Die Hohepriesterin zeigte mir meine Intuition, die mich noch während vielen Jahren verwirrte, da ich alle von mir erahnten Vorkommnisse für eine Anhäufung von Zufällen hielt.
Sie schenkte mir die Gabe des Zuhörens, der Ruhe und des Beobachtens.
Nach einem kleinen Lunch mit schweizerischen Preisen besuche ich das Hotel Palais. Ende des 19. Jahrhundert erbaut, thront das Gebäude in einer Gegend mit prächtigen Villen. Die k. u. k. Monarchie lässt grüßen.
Die Luft ist mild und samtig, Citrus- und Feigenbäume tragen reiche Ernte. Im Garten, der sich über weitläufige Terrassen bis zum Meeresspiegel erstreckt, warten unter Pinienbäumen alte Steintische mit Bänken auf mich, Springbrunnen plätschern, und über eine steinerne Balustrade blicke ich aufs Meer. Für diesen Garten fällt mir nur ein Synonym ein: unglaublich schön.

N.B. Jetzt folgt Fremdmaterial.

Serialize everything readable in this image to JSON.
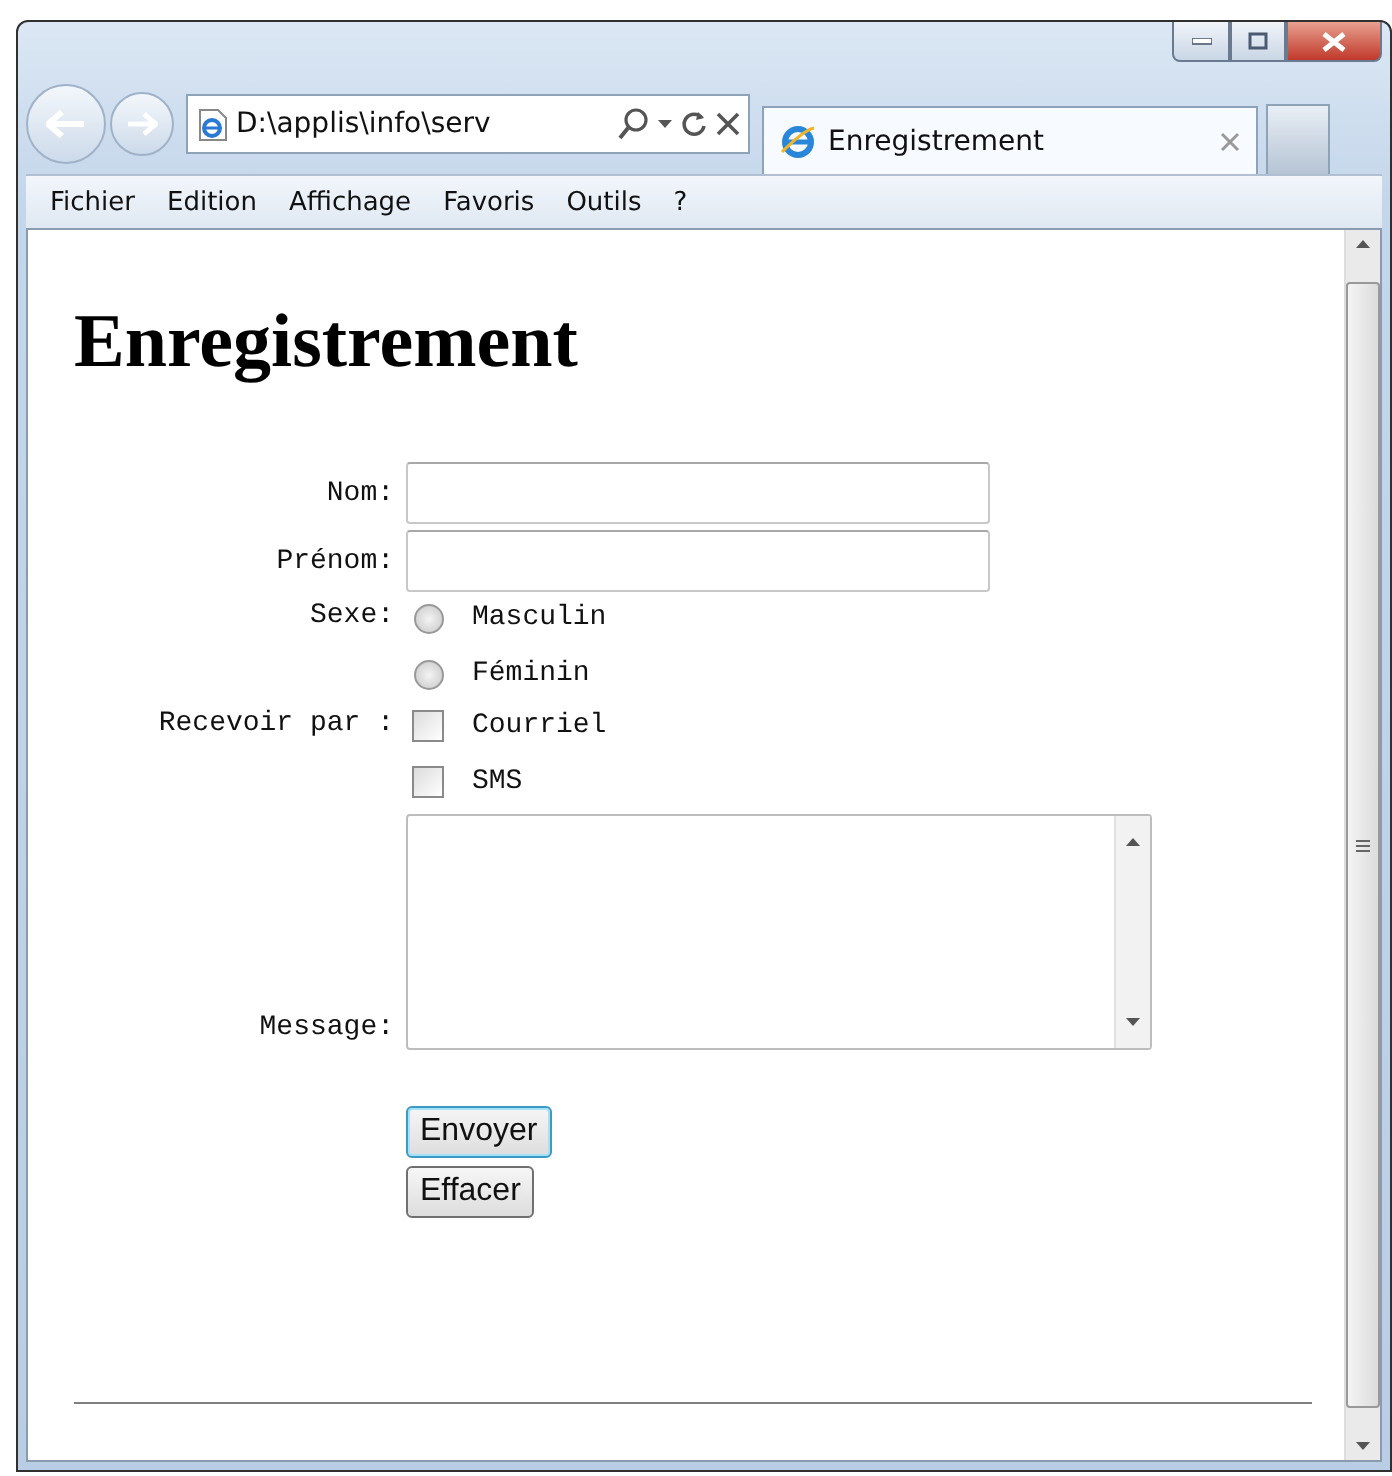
{
  "browser": {
    "address": "D:\\applis\\info\\serv",
    "tab": {
      "title": "Enregistrement",
      "selected": true
    }
  },
  "menu": [
    "Fichier",
    "Edition",
    "Affichage",
    "Favoris",
    "Outils",
    "?"
  ],
  "page": {
    "heading": "Enregistrement",
    "form": [
      {
        "kind": "text",
        "label": "Nom:"
      },
      {
        "kind": "text",
        "label": "Prénom:"
      },
      {
        "kind": "radio",
        "label": "Sexe:",
        "options": [
          {
            "label": "Masculin",
            "selected": false
          },
          {
            "label": "Féminin",
            "selected": false
          }
        ]
      },
      {
        "kind": "checkbox",
        "label": "Recevoir par :",
        "options": [
          {
            "label": "Courriel",
            "checked": false
          },
          {
            "label": "SMS",
            "checked": false
          }
        ]
      },
      {
        "kind": "textarea",
        "label": "Message:"
      }
    ],
    "buttons": [
      {
        "label": "Envoyer",
        "focused": true
      },
      {
        "label": "Effacer",
        "focused": false
      }
    ]
  }
}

Vor zwei Stunden bin ich mit arrogantem Schritt durch die Hotellobby stolziert und habe dabei kopfnickend irgendwelche Unbekannten gegrüßt, die unsicher zurück lächelten. Mein Plan ist aufgegangen. Kein Angestellter hat mich aufgehalten.
Hätte ich damals auf Fräulein gehört und gelernt, anstatt meine Zeit mit Träumen zu verbringen, könnte ich mir dieses Feriendomizil auch leisten. Vielleicht.
Manchmal überlege ich, für welchen Studiengang ich mich entschieden hätte. Je nach Lebenssituation verändern sich meine Interessen. Nur etwas bleibt konstant. Sprachen wären es mit Sicherheit nicht geworden. Wenn ich einmal mein Buch des Lebens Petrus übergebe und er mit gerunzelter Stirn ausruft: „Oje. Ach. Was hast du dir bloß dabei gedacht! Jetzt bleibt mir keine andere Wahl mehr, als dich mit einer besonders heißen Hölle zu bestrafen. 500 Jahre Sprachlabor!“, dann, ja dann, hat er mich unerträglich gebüßt.
Doch im Moment besitze ich kein Recht, hier zu sein. Trotzdem habe ich mich in die Zeit versetzt, als meine Großmutter in ihrer Kindheit in diesem Hotel ein paar Tage verbracht hat.
Mit ihren Augen habe ich den Park betrachtet, sie beobachtet, wie sie sittsam hinter ihrer Mutter her trippelt, die stets darauf bedacht ist, den Schatten nicht zu verlassen. Kein Flecken nackte Haut ist von ihrer Mama zu sehen. Sex ist tabu, jegliche Freude verboten, Kinder gelten nicht mehr als ein Statussymbol. Sie nicht hören, nicht sehen, nicht verhätscheln, ist die Erziehungsvorgabe, aber meine Großmutter hat trotzdem gemault. „Die gute alte Zeit“ war nie in ihre Erzählungen eingewoben. Von ihr hörten wir: „Als es noch keine Antibiotika gab und man an Zahnschmerzen starb. Als eine Krankheit nicht nur die Alten und Schwachen dahinraffte, sondern halb Europa. Als man von der Schulbank direkt auf die eheliche Matratze geworfen wurde. Was soll denn damals gut gewesen sein?“
Jede Bank habe ich getestet, auf jedem lauschigen Platz von der Vergangenheit geträumt. Und ich habe Liebespaare gesehen. In der Hauptsache Liebespaare. Hand in Hand oder eng umschlungen schlendern sie umher, küssen einander und vergessen die Welt.